Getting that message across can be a tall order. Mushrooms are an often-maligned food. They regularly appear in the company of things like liver, beets and olives on lists of the most hated foods in America.

“Actually I believe everyone does like mushrooms, the people who say they don’t just haven’t met the mushroom they like yet,” Kempenich said. “When I go and do a presentation at a high school I always start by asking who likes mushrooms. There’s usually like two hands that go up. Then we sauté up a bunch of different types of mushrooms and everybody samples them. I ask the question again at the end of the class and virtually every hand goes up.” 

The real beauty of mushrooms lies in their variety, according to Kempenich. 

“For a lot of people, it doesn’t occur to them that mushrooms are just like vegetables or fruit,” He said. “A carrot doesn’t taste like a potato and a potato doesn’t taste like a rutabaga.
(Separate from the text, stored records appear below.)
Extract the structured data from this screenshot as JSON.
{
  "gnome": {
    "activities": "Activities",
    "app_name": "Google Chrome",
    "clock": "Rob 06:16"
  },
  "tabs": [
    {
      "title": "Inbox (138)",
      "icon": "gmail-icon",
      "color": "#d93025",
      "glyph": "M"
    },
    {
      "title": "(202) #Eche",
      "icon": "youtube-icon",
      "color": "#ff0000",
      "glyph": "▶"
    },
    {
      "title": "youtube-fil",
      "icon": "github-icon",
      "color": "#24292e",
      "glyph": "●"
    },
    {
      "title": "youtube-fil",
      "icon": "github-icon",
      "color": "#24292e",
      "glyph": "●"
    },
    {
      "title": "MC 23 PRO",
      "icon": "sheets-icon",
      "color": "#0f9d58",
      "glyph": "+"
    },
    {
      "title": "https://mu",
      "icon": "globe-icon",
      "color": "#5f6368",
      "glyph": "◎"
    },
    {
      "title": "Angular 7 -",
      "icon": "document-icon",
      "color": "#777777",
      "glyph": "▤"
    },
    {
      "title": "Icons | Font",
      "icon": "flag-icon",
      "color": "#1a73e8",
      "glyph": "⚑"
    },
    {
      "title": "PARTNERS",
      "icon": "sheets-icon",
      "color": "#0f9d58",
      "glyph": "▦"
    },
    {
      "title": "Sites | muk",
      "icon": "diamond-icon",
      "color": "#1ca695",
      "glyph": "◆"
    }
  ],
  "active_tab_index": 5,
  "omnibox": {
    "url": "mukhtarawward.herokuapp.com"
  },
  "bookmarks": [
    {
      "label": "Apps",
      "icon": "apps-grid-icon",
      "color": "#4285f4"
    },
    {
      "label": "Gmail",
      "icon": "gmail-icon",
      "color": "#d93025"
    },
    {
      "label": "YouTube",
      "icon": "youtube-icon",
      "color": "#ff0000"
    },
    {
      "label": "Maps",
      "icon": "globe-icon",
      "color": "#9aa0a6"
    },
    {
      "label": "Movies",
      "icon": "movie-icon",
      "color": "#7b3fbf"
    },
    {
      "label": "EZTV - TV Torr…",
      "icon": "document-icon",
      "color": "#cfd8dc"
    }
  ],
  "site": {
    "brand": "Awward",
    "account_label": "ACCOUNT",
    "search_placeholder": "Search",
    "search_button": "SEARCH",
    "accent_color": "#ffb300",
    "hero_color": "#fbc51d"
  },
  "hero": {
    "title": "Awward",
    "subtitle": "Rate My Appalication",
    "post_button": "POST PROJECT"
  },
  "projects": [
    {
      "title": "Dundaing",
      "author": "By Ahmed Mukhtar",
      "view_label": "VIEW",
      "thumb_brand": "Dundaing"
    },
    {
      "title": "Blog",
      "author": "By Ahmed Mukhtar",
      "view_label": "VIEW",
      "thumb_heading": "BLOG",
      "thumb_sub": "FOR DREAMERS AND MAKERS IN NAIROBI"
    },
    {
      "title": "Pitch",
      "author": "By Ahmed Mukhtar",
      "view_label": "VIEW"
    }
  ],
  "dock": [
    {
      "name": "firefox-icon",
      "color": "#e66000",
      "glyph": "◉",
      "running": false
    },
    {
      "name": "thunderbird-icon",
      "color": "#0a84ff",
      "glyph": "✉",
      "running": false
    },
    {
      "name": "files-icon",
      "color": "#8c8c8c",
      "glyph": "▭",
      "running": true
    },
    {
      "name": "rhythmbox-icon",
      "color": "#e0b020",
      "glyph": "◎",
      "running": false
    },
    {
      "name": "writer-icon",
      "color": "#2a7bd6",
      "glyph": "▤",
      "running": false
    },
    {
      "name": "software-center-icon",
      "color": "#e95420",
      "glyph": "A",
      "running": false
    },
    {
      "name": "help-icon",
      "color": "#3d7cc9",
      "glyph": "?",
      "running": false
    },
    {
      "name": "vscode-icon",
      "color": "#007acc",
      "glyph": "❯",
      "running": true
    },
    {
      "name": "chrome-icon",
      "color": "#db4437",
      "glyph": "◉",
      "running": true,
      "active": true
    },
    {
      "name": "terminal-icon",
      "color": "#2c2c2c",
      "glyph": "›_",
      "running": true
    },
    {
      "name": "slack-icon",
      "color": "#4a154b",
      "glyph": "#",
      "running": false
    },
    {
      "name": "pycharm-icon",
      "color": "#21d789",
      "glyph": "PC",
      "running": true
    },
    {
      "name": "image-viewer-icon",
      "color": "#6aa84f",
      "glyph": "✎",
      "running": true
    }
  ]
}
They’re all different.” 

Chanterelle mushrooms are fruity and taste a little like an apricot. Maitake mushrooms are crunchy. Candy cap mushrooms share the same flavor profile as maple syrup and are a trendy addition to ice cream, cupcakes and other sweets. These and dozens of other species are at our fingertips, and Kempenich wants to make sure Minnesotans take full advantage of the wild and exotic mushrooms available both in the timber and on the shelf. 

For those looking to pick their own mushrooms, identification can be one of the most intimidating aspects. Kempenich’s classes focus heavily on identifying edible mushrooms and their often-inedible copycats. 

“I don’t want people to feel like mushrooms are scary, they’re not,” he said. “Are there mushrooms that can kill you? Yes. Are there very many of them? No. We talk a lot about those mushrooms here in Minnesota, and they’re easily recognizable once you’re taught about them and you just avoid that genius or species.” 

He said learning to ID mushrooms is best done in the company of an experienced forager, and he cautioned against using the many plant/fungi IDing apps that are available today. 

“There’s just so many variables in color or shape or size,” he said. “It’s just not reliable.”  

Another hurdle for people to clear is how best to prepare mushrooms, especially considering all of the variations available. Kempenich uses wild and exotic mushrooms just like he would portabella or white button mushrooms, and said a quick sauté with a few simple additions is hard to beat. 

“There’s kind of a holy trinity for mushrooms,” he said. “Little bit of butter, little bit of thyme (not too much) and shallots. That’s always a very satisfying flavor combination with virtually any mushroom, and it gives you the opportunity to really taste the mushroom without it being overpowered by other things.” 

If you’ve ever hunted morel mushrooms, you understand the visceral reaction you get when you lay eyes on one. There’s always a brief moment when your brain hasn’t caught up with your eyes and you stare blankly at what you’ve been looking for all day. Finally the signal reaches its destination — “that’s a morel you idiot!”  and you’re pulled out of the semi-trance to revel in your reward. Hunting is truly an appropriate term. 

“There’s a lot of factors at play, just like when you go fishing and you’re looking for structure underwater or you go hunting and you’re looking for areas game feeds in. It’s the same principles,” Kempenich said. “And when you put that all together and come upon a flush of great mushrooms, it’s a big, fun rush — and that’ll hook most people.”